Phonological and Phonemic Awareness
Phonological Awareness
Phonological awareness is an understanding that spoken language can be broken up into parts: sentences, words, and syllables. It involves recognizing and manipulating larger “chunks” of language, like words, syllables, and onset-rimes.
Phonemic Awareness
Phonemic awareness, a subset or refined version of phonological awareness, is the ability to recognize and manipulate individual sounds within words, including segmenting, blending, deleting, and moving the smallest units of speech.
Both phonological and phonemic awareness deal with sounds only – no letters. (Some refer to it as phonics in the dark). There are 44 speech sounds in English: 25 consonants and 19 vowels (Moats, 2020). Students need to be able to hear and say them all.
According to David Kilpatrick (2015), children who struggle with word-level reading almost always have weaknesses in phonemic awareness. Our brains store words by sound – not letter sequences – so it is important that we are able to hear and think about sounds in words. When we match the spelling of a word to its sound in our head, it’s called orthographic mapping (Kilpatrick, 2015). This skill is critical for reading success.
Activities for teaching phonological & phonemic awareness in order
Words
- Identify words in a sentence
Syllables
- Identify syllables
- Segment syllables
- Identify first, middle, or last syllables
- Blend syllables
- Add syllables
- Delete syllables
- Substitute syllables
Onset-Rime
Complete tasks in this category in the following order: continuant and nasal consonants, short vowels, stop consonants, long vowels, r-controlled vowels, then other vowel sounds. This is likely the same time period that you would start introducing letters and letter sounds, but children do not need the letters to do phonemic awareness activities.
- Say sounds in isolation
- Identify sounds in the onset (first spot) and coda (last spot) of words
- Start with CV patterns, then VC, then CVC
- Blend onset-rime or body-coda
- Complete onset-rime or body-coda
- Identify rhyming words
- Generate rhyming words
Phonemes
- Identify first, last, then middle sounds in words
- Blend individual sounds to form a one-syllable word
- Segment individual sounds in a one-syllable word
- Manipulate sounds (add, substitute, then delete)

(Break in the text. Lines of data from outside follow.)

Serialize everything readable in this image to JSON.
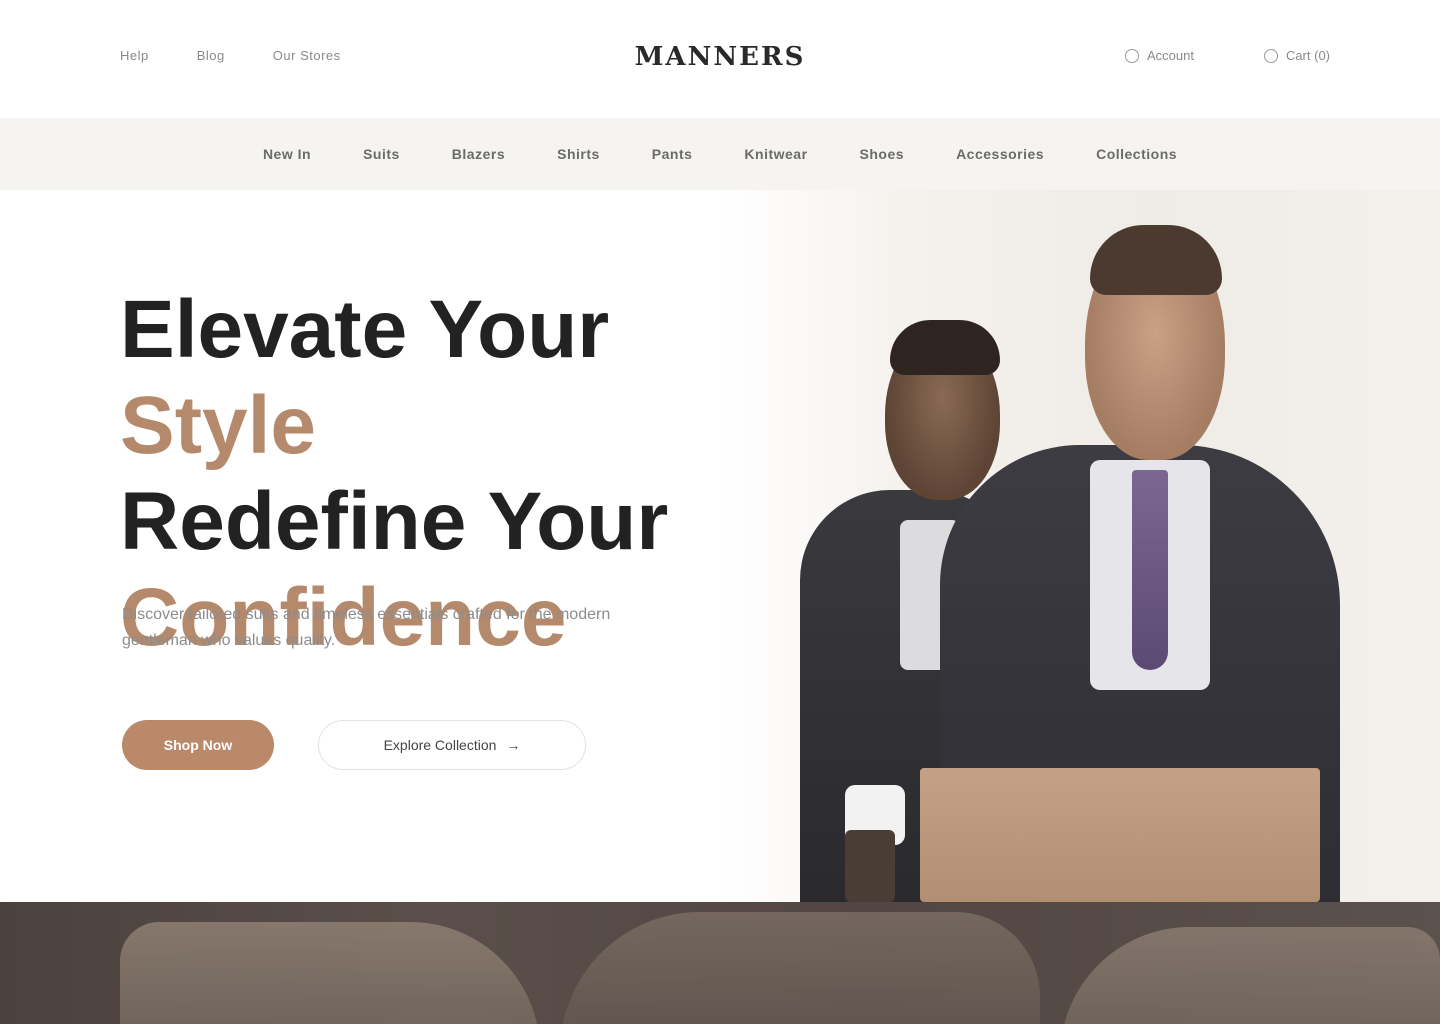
{
  "header": {
    "left_links": [
      "Help",
      "Blog",
      "Our Stores"
    ],
    "logo": "MANNERS",
    "right_links": [
      "Account",
      "Cart (0)"
    ]
  },
  "category_nav": [
    "New In",
    "Suits",
    "Blazers",
    "Shirts",
    "Pants",
    "Knitwear",
    "Shoes",
    "Accessories",
    "Collections"
  ],
  "hero": {
    "headline_part1": "Elevate Your",
    "headline_accent1": "Style",
    "headline_part2": "Redefine Your",
    "headline_accent2": "Confidence",
    "subtext": "Discover tailored suits and timeless essentials crafted for the modern gentleman who values quality.",
    "primary_button": "Shop Now",
    "secondary_button": "Explore Collection"
  },
  "colors": {
    "accent": "#b58a6c",
    "button": "#b9896a",
    "band": "#4b413d"
  }
}
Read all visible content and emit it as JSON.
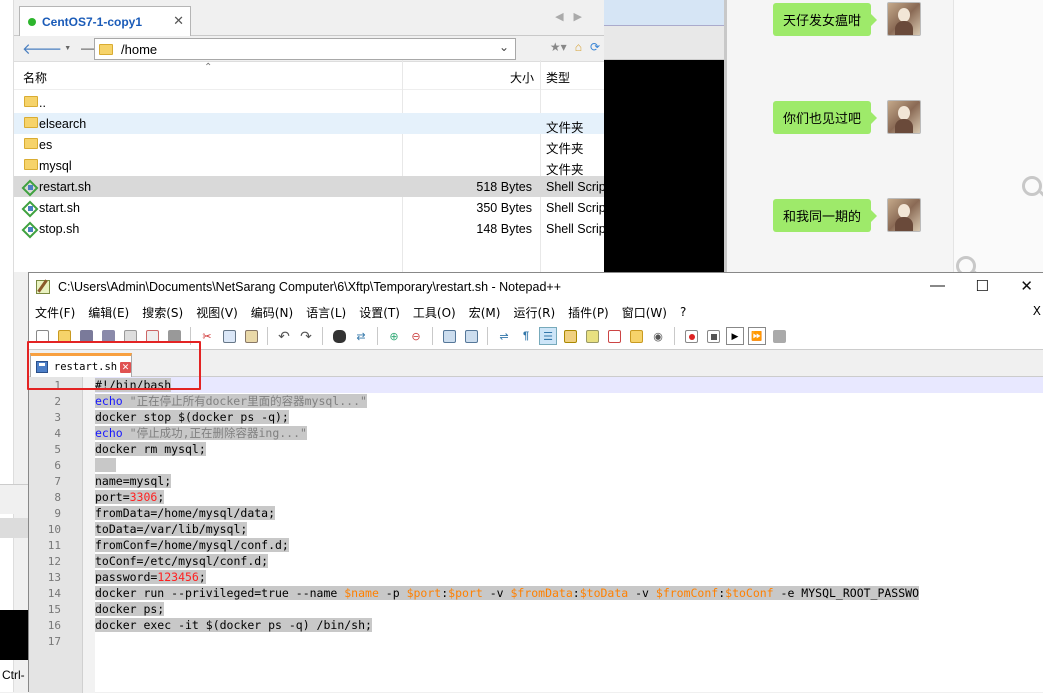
{
  "xftp": {
    "tab_label": "CentOS7-1-copy1",
    "path": "/home",
    "columns": {
      "name": "名称",
      "size": "大小",
      "type": "类型"
    },
    "files": [
      {
        "name": "..",
        "size": "",
        "type": "",
        "icon": "folder-icon"
      },
      {
        "name": "elsearch",
        "size": "",
        "type": "文件夹",
        "icon": "folder-icon"
      },
      {
        "name": "es",
        "size": "",
        "type": "文件夹",
        "icon": "folder-icon"
      },
      {
        "name": "mysql",
        "size": "",
        "type": "文件夹",
        "icon": "folder-icon"
      },
      {
        "name": "restart.sh",
        "size": "518 Bytes",
        "type": "Shell Script",
        "icon": "shell-script-icon"
      },
      {
        "name": "start.sh",
        "size": "350 Bytes",
        "type": "Shell Script",
        "icon": "shell-script-icon"
      },
      {
        "name": "stop.sh",
        "size": "148 Bytes",
        "type": "Shell Script",
        "icon": "shell-script-icon"
      }
    ]
  },
  "chat": {
    "messages": [
      "天仔发女瘟咁",
      "你们也见过吧",
      "和我同一期的"
    ],
    "bubble_color": "#9eea6a"
  },
  "notepad": {
    "title": "C:\\Users\\Admin\\Documents\\NetSarang Computer\\6\\Xftp\\Temporary\\restart.sh - Notepad++",
    "menu": [
      "文件(F)",
      "编辑(E)",
      "搜索(S)",
      "视图(V)",
      "编码(N)",
      "语言(L)",
      "设置(T)",
      "工具(O)",
      "宏(M)",
      "运行(R)",
      "插件(P)",
      "窗口(W)",
      "?"
    ],
    "menu_close": "X",
    "tab_name": "restart.sh",
    "line_numbers": [
      "1",
      "2",
      "3",
      "4",
      "5",
      "6",
      "7",
      "8",
      "9",
      "10",
      "11",
      "12",
      "13",
      "14",
      "15",
      "16",
      "17"
    ],
    "code": {
      "l1": "#!/bin/bash",
      "l2_kw": "echo",
      "l2_str": "\"正在停止所有docker里面的容器mysql...\"",
      "l3": "docker stop $(docker ps -q);",
      "l4_kw": "echo",
      "l4_str": "\"停止成功,正在删除容器ing...\"",
      "l5": "docker rm mysql;",
      "l7": "name=mysql;",
      "l8_a": "port=",
      "l8_num": "3306",
      "l8_b": ";",
      "l9": "fromData=/home/mysql/data;",
      "l10": "toData=/var/lib/mysql;",
      "l11": "fromConf=/home/mysql/conf.d;",
      "l12": "toConf=/etc/mysql/conf.d;",
      "l13_a": "password=",
      "l13_num": "123456",
      "l13_b": ";",
      "l14_a": "docker run --privileged=true --name ",
      "l14_v1": "$name",
      "l14_b": " -p ",
      "l14_v2": "$port",
      "l14_c": ":",
      "l14_v3": "$port",
      "l14_d": " -v ",
      "l14_v4": "$fromData",
      "l14_e": ":",
      "l14_v5": "$toData",
      "l14_f": " -v ",
      "l14_v6": "$fromConf",
      "l14_g": ":",
      "l14_v7": "$toConf",
      "l14_h": " -e MYSQL_ROOT_PASSWO",
      "l15": "docker ps;",
      "l16": "docker exec -it $(docker ps -q) /bin/sh;"
    }
  },
  "footer": {
    "ctrl_text": "Ctrl-"
  },
  "colors": {
    "highlight_box": "#e32323",
    "keyword": "#1818ff",
    "number": "#ff2020",
    "variable": "#ff8000"
  }
}
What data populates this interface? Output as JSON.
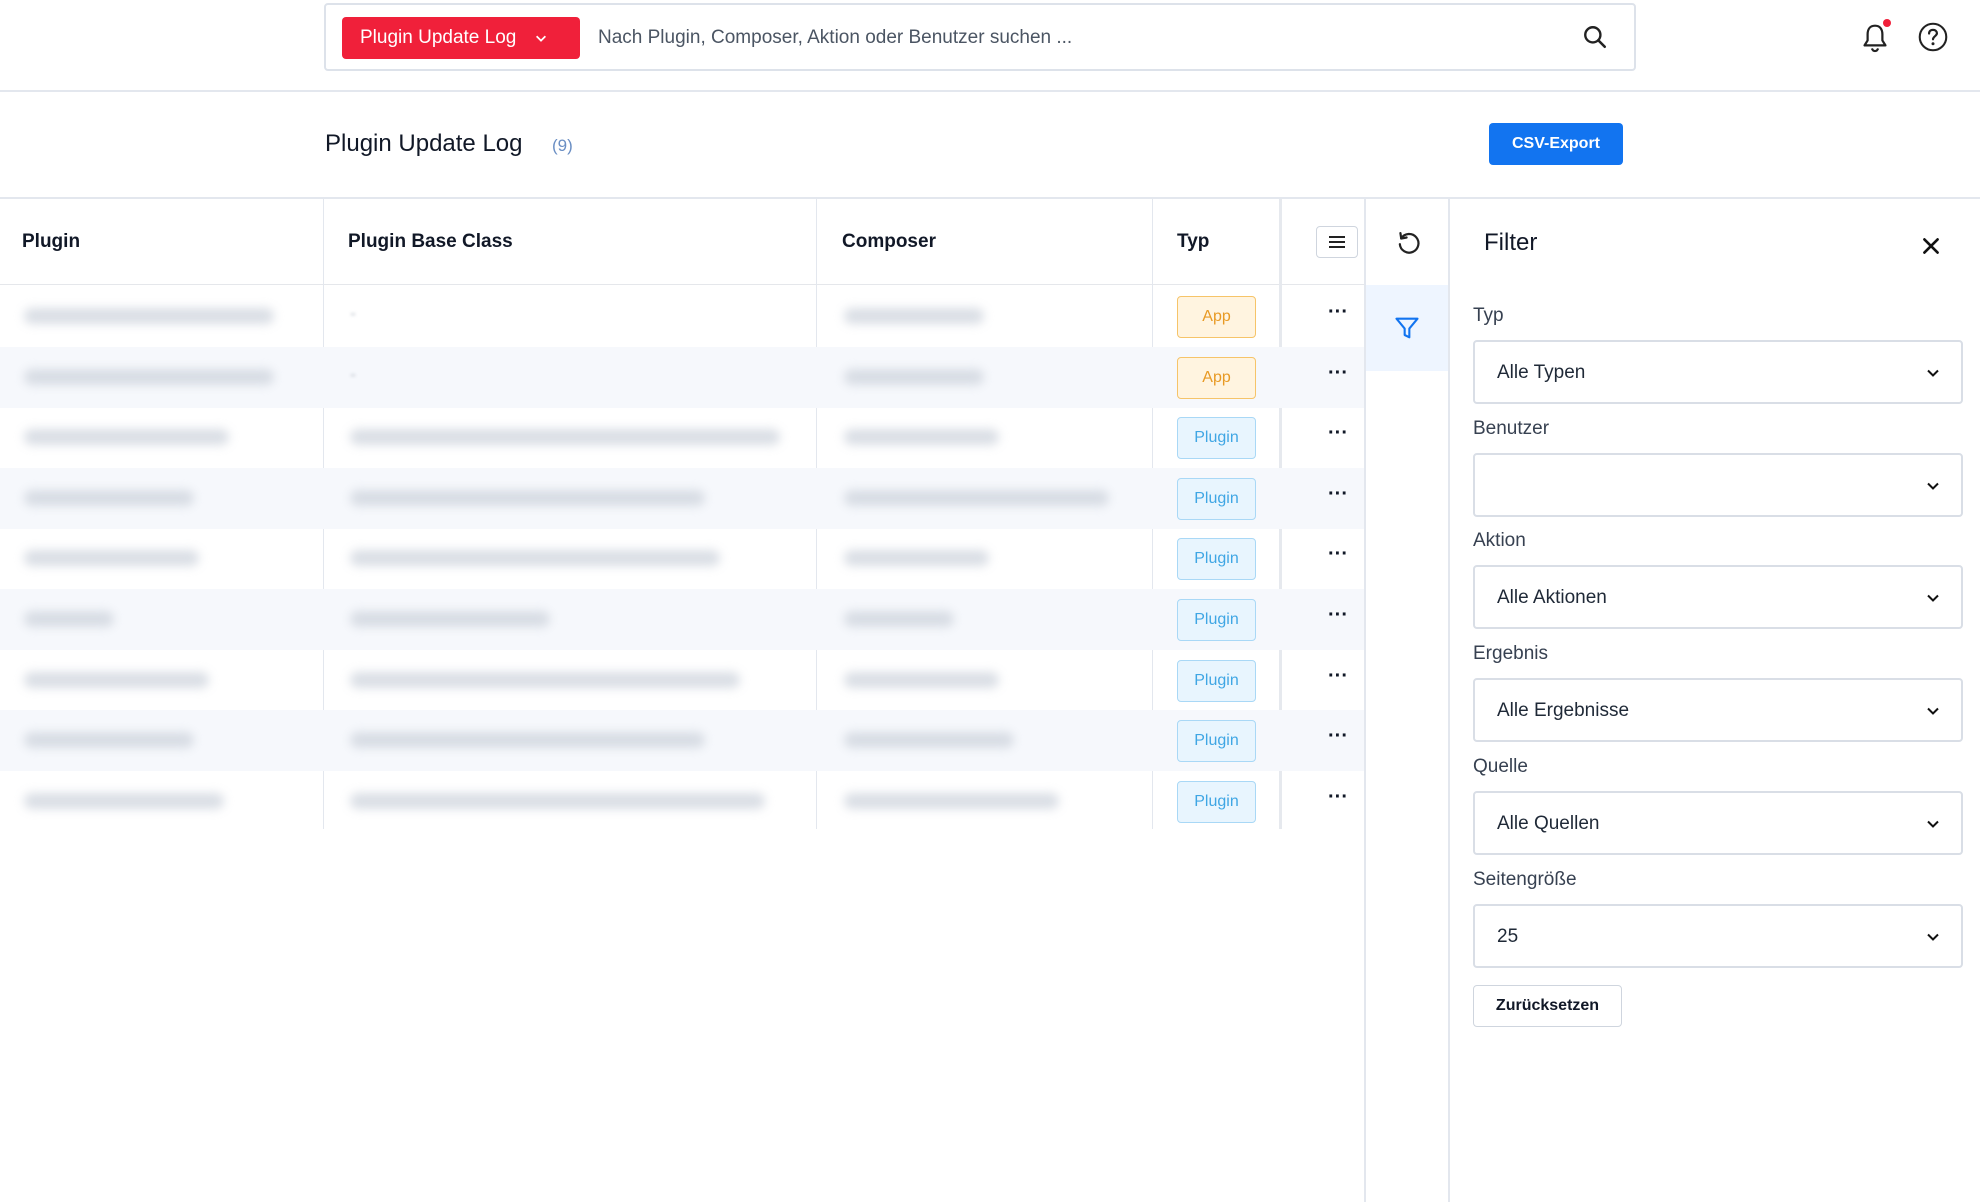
{
  "topbar": {
    "module_label": "Plugin Update Log",
    "search_placeholder": "Nach Plugin, Composer, Aktion oder Benutzer suchen ..."
  },
  "header": {
    "title": "Plugin Update Log",
    "count": "(9)",
    "csv_export_label": "CSV-Export"
  },
  "table": {
    "columns": [
      "Plugin",
      "Plugin Base Class",
      "Composer",
      "Typ"
    ],
    "rows": [
      {
        "type": "App",
        "row_menu": "···"
      },
      {
        "type": "App",
        "row_menu": "···"
      },
      {
        "type": "Plugin",
        "row_menu": "···"
      },
      {
        "type": "Plugin",
        "row_menu": "···"
      },
      {
        "type": "Plugin",
        "row_menu": "···"
      },
      {
        "type": "Plugin",
        "row_menu": "···"
      },
      {
        "type": "Plugin",
        "row_menu": "···"
      },
      {
        "type": "Plugin",
        "row_menu": "···"
      },
      {
        "type": "Plugin",
        "row_menu": "···"
      }
    ]
  },
  "filter": {
    "title": "Filter",
    "fields": [
      {
        "label": "Typ",
        "value": "Alle Typen"
      },
      {
        "label": "Benutzer",
        "value": ""
      },
      {
        "label": "Aktion",
        "value": "Alle Aktionen"
      },
      {
        "label": "Ergebnis",
        "value": "Alle Ergebnisse"
      },
      {
        "label": "Quelle",
        "value": "Alle Quellen"
      },
      {
        "label": "Seitengröße",
        "value": "25"
      }
    ],
    "reset_label": "Zurücksetzen"
  },
  "colors": {
    "brand_red": "#f0203a",
    "primary_blue": "#1274f0",
    "app_badge": "#e89a24",
    "plugin_badge": "#3fa6e4"
  },
  "icons": [
    "chevron-down-icon",
    "search-icon",
    "bell-icon",
    "help-icon",
    "list-icon",
    "reset-icon",
    "filter-icon",
    "close-icon",
    "more-icon"
  ]
}
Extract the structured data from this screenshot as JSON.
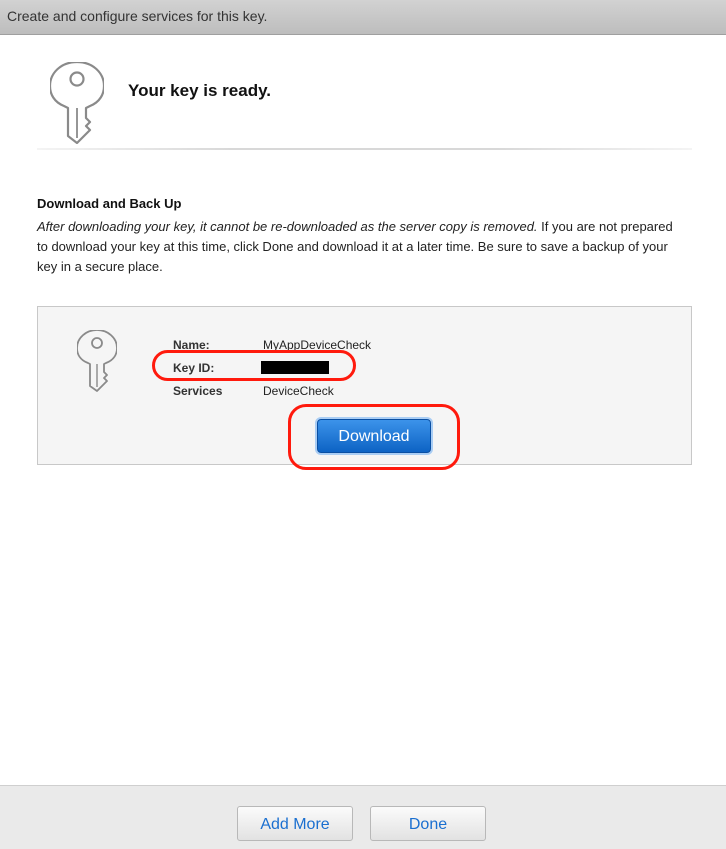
{
  "header": {
    "subtitle": "Create and configure services for this key."
  },
  "hero": {
    "title": "Your key is ready.",
    "icon": "key-icon"
  },
  "section": {
    "title": "Download and Back Up",
    "body_italic": "After downloading your key, it cannot be re-downloaded as the server copy is removed.",
    "body_rest": " If you are not prepared to download your key at this time, click Done and download it at a later time. Be sure to save a backup of your key in a secure place."
  },
  "key_card": {
    "icon": "key-icon",
    "fields": [
      {
        "label": "Name:",
        "value": "MyAppDeviceCheck"
      },
      {
        "label": "Key ID:",
        "value": ""
      },
      {
        "label": "Services",
        "value": "DeviceCheck"
      }
    ],
    "download_label": "Download"
  },
  "footer": {
    "add_more_label": "Add More",
    "done_label": "Done"
  },
  "colors": {
    "primary_button": "#1a73d6",
    "link_text": "#1a6fd0",
    "annotation_ring": "#ff1a0d"
  }
}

- The final step is doing all the “sound work” mentally without any tactile or visual cues and only saying the final answer out loud
- For an extra challenge, teach Pig Latin!
- On to fluency!
References:
Kilpatrick, D. A. (2015). Essentials of assessing, preventing, and overcoming reading difficulties. Wiley.
Moats, L. C. (2020). Speech to print: Language essentials for teachers (Third edition). Paul H. Brookes Publishing Co.
Reutzel, D. R., & Cooter, R. B. (2018). Teaching children to read: The teacher makes the difference (Eighth edition). Pearson.